With its museums, its exhibitions, its art sales, Paris always remains the center of art in Europe. Paris also remains the center of elegance, and will not yield its place to any other capital. Only one must own that often researches in the world of elegance are akin to the ridiculous. This hunt for the "new line" which has been spoken of for years and years always irritates me very much.

A theatre manager in Paris asked me to find a new "line" for the modern dresses of a play which he is going to produce next season, so as to be able to inaugurate a new "uniform" fashion. I refused, of course.

A lady, two ladies, hundreds of ladies ask me, "What new line will be in Vogue magazine next season?" And to all of them I answer, "Look at Harper's Bazaar; you will see that I create personal individual fashions and not uniform! It is a great dressmaking firm that will give you news of the 'new line!'"

But from inquiries made near a few Paris couturiers, the problem of the "new line" is already settled. One has only to go back to the fashions of Louis XIV and Louis XV and to begin again to wear stays. So the artistic imagination will be carried back to zero, and one will only have to copy the toilettes of mannequins in the Museum of Historical Costumes or even from the post cards representing the portraits and pictures of masters of olden days. Then, when one wears this historical uniform, one will have also to wear stays.

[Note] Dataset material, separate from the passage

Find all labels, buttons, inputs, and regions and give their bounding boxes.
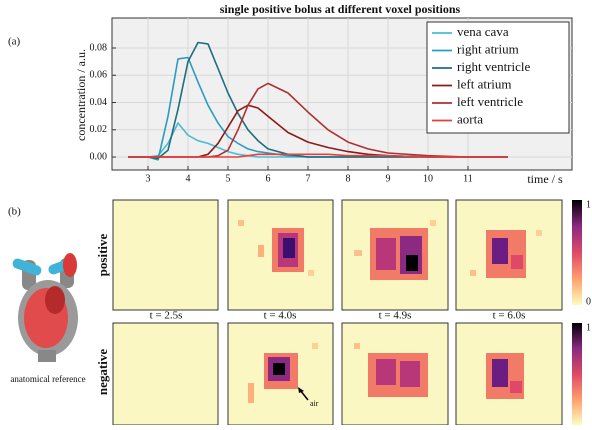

Why? Because one can not hide that truth that it is easier to dress a mannequin that makes studied movements than to dress a lady of the world who lives, and sometimes moves, naturally.

It is, of course, still easier to dress a wax mannequin and apparently there are those who would like to see part of the female body hardened and seemingly deprived of life by stays. I do not wish to make remarks on this genial idea which wants to introduce the corset in the feminine toilet. But I find ridiculous this going back two centuries in the world of fashion.

--
Erté - Monte Carlo, Monaco - Autumn 1921.